Далее пациент должен максимально откинуть голову назад (рот при этом лучше приоткрыть на тот случай, если закрепощена подкожная мышца шеи, как это показано на рис. 6.50), примерно на 90 градусов (рис. 6.49В). Соответственно, весь диапазон будет равен 135 градусам.

Если при исходном положении шеи есть лордоз, либо продиктованный ошибочным пониманием пациента ощущения правильной позы, либо возникший в силу неправильного объяснения, то соотношение «разгибание – сгибание» 2:1 будет либо изменено, либо вообще будет обратным.
Рис. 6.49А. Тестирование шейного отдела – сагиттальное движение.

Карандаш, поставленный вертикально сбоку от головы, будет являться угломером. Соотношение «сгибание – разгибание» должно быть 1:2. Лордоз в шейном отделе увеличивает диапазон сгибания и уменьшает диапазон разгибания, иногда – вплоть до получения обратного соотношения. На рисунке – голова держится прямо, отклонение карандаша от вертикали - ноль.
Рис. 6.49Б. Тестирование шейного отдела – сагиттальное движение.

Шея сгибается, отклонение карандаша от вертикали – 60 градусов.
Рис. 6.49В. Тестирование шейного отдела – сагиттальное движение.

Здесь отклонение карандаша от вертикали 90 градусов, соответственно, суммарный диапазон движения 150 градусов, что чуть больше среднего (135 градусов).
Рис. 6.50. Подкожная шейная мышца.

Закрепощенная подкожная шейная мышца ограничивает разгибание шеи. Попросите пациента приоткрыть рот. (Перепечатка с разрешения: Clemente CD. Anatomy: A Regional Atlas of the Human Body, 3rd Edition, Les & Febiger, 1987).

К. Тестирование при помощи пассивного наклона в сторону и ротации (Н)


(ШЕЙНЫЙ ОТДЕЛ)

То же самое исходное положение используется при тестировании наклоном в сторону (рис. 6.51) и ротацией (рис. 6.52) ШЕЙНОГО отдела.
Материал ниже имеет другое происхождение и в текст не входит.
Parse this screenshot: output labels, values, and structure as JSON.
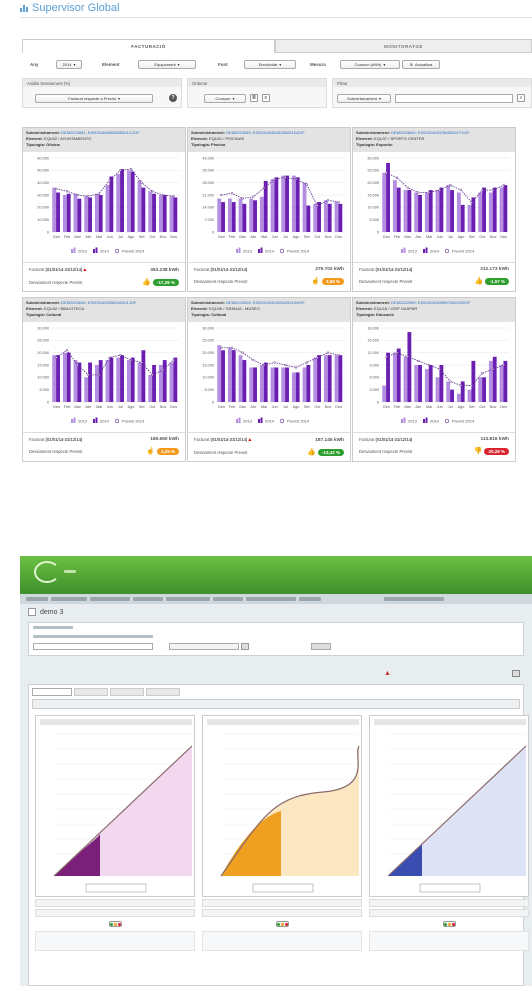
{
  "app": {
    "title": "Supervisor Global"
  },
  "tabs": [
    {
      "label": "Facturació"
    },
    {
      "label": "Monitoratge"
    }
  ],
  "filters": {
    "any_label": "Any",
    "any_value": "2014",
    "element_label": "Element",
    "element_value": "Equipament",
    "font_label": "Font",
    "font_value": "Electricitat",
    "mesura_label": "Mesura",
    "mesura_value": "Consum (kWh)",
    "update_label": "Actualitza"
  },
  "panels": {
    "analisi": {
      "title": "Anàlisi Desviament (%)",
      "select": "Facturat respecte a Previst"
    },
    "ordenar": {
      "title": "Ordenar",
      "select": "Consum"
    },
    "filtrar": {
      "title": "Filtrar",
      "select": "Subministrament"
    }
  },
  "card_labels": {
    "subministrament": "Subministrament:",
    "element": "Element:",
    "tipologia": "Tipologia:",
    "facturat": "Facturat",
    "desviament": "Desviament respecte Previst"
  },
  "legend": {
    "s2013": "2013",
    "s2014": "2014",
    "previst": "Previst 2014"
  },
  "months": [
    "Gen",
    "Feb",
    "Mar",
    "Abr",
    "Mai",
    "Jun",
    "Jul",
    "Ago",
    "Set",
    "Oct",
    "Nov",
    "Des"
  ],
  "colors": {
    "c2013": "#b48ee0",
    "c2014": "#6a1fb0",
    "previst": "#5a2a8a",
    "green": "#2e9e2e",
    "orange": "#f39a1c",
    "red": "#d9232e"
  },
  "cards": [
    {
      "subministrament": "DEM2023651; ES0031408063535001GJOF",
      "element": "EQU02 / AYUNTAMIENTO",
      "tipologia": "Oficina",
      "period": "(01/01/14-31/12/14)",
      "warn": true,
      "kwh": "353.238 kWh",
      "deviation": "-17,26 %",
      "status": "good"
    },
    {
      "subministrament": "DEM2023553; ES0031408126283001DZOF",
      "element": "EQU01 / PISCINAS",
      "tipologia": "Piscina",
      "period": "(01/01/14-31/12/14)",
      "warn": false,
      "kwh": "279.702 kWh",
      "deviation": "3,58 %",
      "status": "neutral"
    },
    {
      "subministrament": "DEM2023640; ES0031405376650001YVOF",
      "element": "EQU37 / SPORTS CENTER",
      "tipologia": "Esportiu",
      "period": "(01/01/14-31/12/14)",
      "warn": false,
      "kwh": "212.173 kWh",
      "deviation": "-1,57 %",
      "status": "good"
    },
    {
      "subministrament": "DEM2023646; ES0031405390540001JOF",
      "element": "EQU42 / BIBLIOTECA",
      "tipologia": "Cultural",
      "period": "(01/01/14-31/12/14)",
      "warn": false,
      "kwh": "189.660 kWh",
      "deviation": "4,25 %",
      "status": "neutral"
    },
    {
      "subministrament": "DEM2022626; ES0031405190542001XHOF",
      "element": "EQU45 / GRANJA - MUSEO",
      "tipologia": "Cultural",
      "period": "(01/01/14-31/12/14)",
      "warn": true,
      "kwh": "187.145 kWh",
      "deviation": "-13,42 %",
      "status": "good"
    },
    {
      "subministrament": "DEM2022599; ES0031405059870002HDOF",
      "element": "EQU16 / CEIP GASPAR",
      "tipologia": "Educació",
      "period": "(01/01/14-31/12/14)",
      "warn": false,
      "kwh": "113.816 kWh",
      "deviation": "20,28 %",
      "status": "bad"
    }
  ],
  "chart_data": [
    {
      "type": "bar",
      "categories": [
        "Gen",
        "Feb",
        "Mar",
        "Abr",
        "Mai",
        "Jun",
        "Jul",
        "Ago",
        "Set",
        "Oct",
        "Nov",
        "Des"
      ],
      "ylim": [
        0,
        60000
      ],
      "yticks": [
        0,
        10000,
        20000,
        30000,
        40000,
        50000,
        60000
      ],
      "series": [
        {
          "name": "2013",
          "values": [
            36000,
            30000,
            31000,
            29000,
            31000,
            38000,
            47000,
            50000,
            42000,
            33000,
            30000,
            29000
          ]
        },
        {
          "name": "2014",
          "values": [
            32000,
            31000,
            27000,
            28000,
            30000,
            45000,
            51000,
            49000,
            36000,
            31000,
            30000,
            28000
          ]
        },
        {
          "name": "Previst 2014",
          "values": [
            35000,
            33000,
            30000,
            29000,
            31000,
            42000,
            50000,
            51000,
            40000,
            33000,
            30000,
            29000
          ]
        }
      ]
    },
    {
      "type": "bar",
      "categories": [
        "Gen",
        "Feb",
        "Mar",
        "Abr",
        "Mai",
        "Jun",
        "Jul",
        "Ago",
        "Set",
        "Oct",
        "Nov",
        "Des"
      ],
      "ylim": [
        0,
        42000
      ],
      "yticks": [
        0,
        7000,
        14000,
        21000,
        28000,
        35000,
        42000
      ],
      "series": [
        {
          "name": "2013",
          "values": [
            19000,
            19000,
            19000,
            19000,
            20000,
            30000,
            32000,
            32000,
            28000,
            16000,
            18000,
            17000
          ]
        },
        {
          "name": "2014",
          "values": [
            17000,
            17000,
            16000,
            18000,
            29000,
            31000,
            32000,
            31000,
            15000,
            17000,
            16000,
            16000
          ]
        },
        {
          "name": "Previst 2014",
          "values": [
            21000,
            22000,
            19000,
            20000,
            25000,
            30000,
            31000,
            30000,
            27000,
            15000,
            18000,
            17000
          ]
        }
      ]
    },
    {
      "type": "bar",
      "categories": [
        "Gen",
        "Feb",
        "Mar",
        "Abr",
        "Mai",
        "Jun",
        "Jul",
        "Ago",
        "Set",
        "Oct",
        "Nov",
        "Des"
      ],
      "ylim": [
        0,
        30000
      ],
      "yticks": [
        0,
        5000,
        10000,
        15000,
        20000,
        25000,
        30000
      ],
      "series": [
        {
          "name": "2013",
          "values": [
            24000,
            21000,
            17000,
            16000,
            16000,
            17000,
            19000,
            16000,
            11000,
            16000,
            16000,
            18000
          ]
        },
        {
          "name": "2014",
          "values": [
            28000,
            18000,
            17000,
            15000,
            17000,
            18000,
            17000,
            11000,
            14000,
            18000,
            18000,
            19000
          ]
        },
        {
          "name": "Previst 2014",
          "values": [
            24000,
            22000,
            18000,
            16000,
            16000,
            17000,
            19000,
            17000,
            12000,
            17000,
            17000,
            19000
          ]
        }
      ]
    },
    {
      "type": "bar",
      "categories": [
        "Gen",
        "Feb",
        "Mar",
        "Abr",
        "Mai",
        "Jun",
        "Jul",
        "Ago",
        "Set",
        "Oct",
        "Nov",
        "Des"
      ],
      "ylim": [
        0,
        30000
      ],
      "yticks": [
        0,
        5000,
        10000,
        15000,
        20000,
        25000,
        30000
      ],
      "series": [
        {
          "name": "2013",
          "values": [
            19000,
            20000,
            17000,
            10000,
            15000,
            17000,
            18000,
            17000,
            16000,
            11000,
            15000,
            16000
          ]
        },
        {
          "name": "2014",
          "values": [
            19000,
            20000,
            16000,
            16000,
            17000,
            18000,
            19000,
            18000,
            21000,
            15000,
            17000,
            18000
          ]
        },
        {
          "name": "Previst 2014",
          "values": [
            18000,
            21000,
            15000,
            11000,
            11000,
            18000,
            19000,
            17000,
            16000,
            11000,
            13000,
            17000
          ]
        }
      ]
    },
    {
      "type": "bar",
      "categories": [
        "Gen",
        "Feb",
        "Mar",
        "Abr",
        "Mai",
        "Jun",
        "Jul",
        "Ago",
        "Set",
        "Oct",
        "Nov",
        "Des"
      ],
      "ylim": [
        0,
        30000
      ],
      "yticks": [
        0,
        5000,
        10000,
        15000,
        20000,
        25000,
        30000
      ],
      "series": [
        {
          "name": "2013",
          "values": [
            23000,
            22000,
            19000,
            14000,
            15000,
            14000,
            14000,
            12000,
            14000,
            18000,
            19000,
            19000
          ]
        },
        {
          "name": "2014",
          "values": [
            21000,
            21000,
            17000,
            14000,
            16000,
            14000,
            14000,
            12000,
            15000,
            19000,
            19000,
            19000
          ]
        },
        {
          "name": "Previst 2014",
          "values": [
            22000,
            22000,
            20000,
            17000,
            15000,
            16000,
            15000,
            14000,
            16000,
            18000,
            20000,
            19000
          ]
        }
      ]
    },
    {
      "type": "bar",
      "categories": [
        "Gen",
        "Feb",
        "Mar",
        "Abr",
        "Mai",
        "Jun",
        "Jul",
        "Ago",
        "Set",
        "Oct",
        "Nov",
        "Des"
      ],
      "ylim": [
        0,
        18000
      ],
      "yticks": [
        0,
        3000,
        6000,
        9000,
        12000,
        15000,
        18000
      ],
      "series": [
        {
          "name": "2013",
          "values": [
            4000,
            12000,
            11000,
            9000,
            8000,
            6000,
            5000,
            2000,
            3000,
            6000,
            10000,
            9000
          ]
        },
        {
          "name": "2014",
          "values": [
            12000,
            13000,
            17000,
            9000,
            9000,
            9000,
            3000,
            5000,
            10000,
            6000,
            11000,
            10000
          ]
        },
        {
          "name": "Previst 2014",
          "values": [
            11000,
            12000,
            11000,
            10000,
            9000,
            8000,
            5000,
            4000,
            4000,
            7000,
            8000,
            9000
          ]
        }
      ]
    }
  ],
  "lower_app": {
    "title": "demo 3"
  }
}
Здесь некоторые преимущества имеет пассивное выполнение теста. Ощущение конечной точки диапазона будет, в плане оценки острого/хронического заболевания, мышечного спазма или фиброза, весьма информативным. Нормальным диапазоном наклона в сторону считается 35-45 градусов, а поворота головы – 80-90 градусов в каждую сторону.
Примечание. При ротации в шейном отделе 5-10 дополнительных градусов дают четыре верхних грудных сегмента.
Рис. 6.51. Тест с боковым сгибанием шейного отдела.

Пассивное боковое сгибание должно выполняться в норме на 30-45 градусов, симметрично в обе стороны.
Рис. 6.52. Тест с ротацией шейного отдела.

Пассивная ротация должна выполняться примерно на 90 градусов в обе стороны.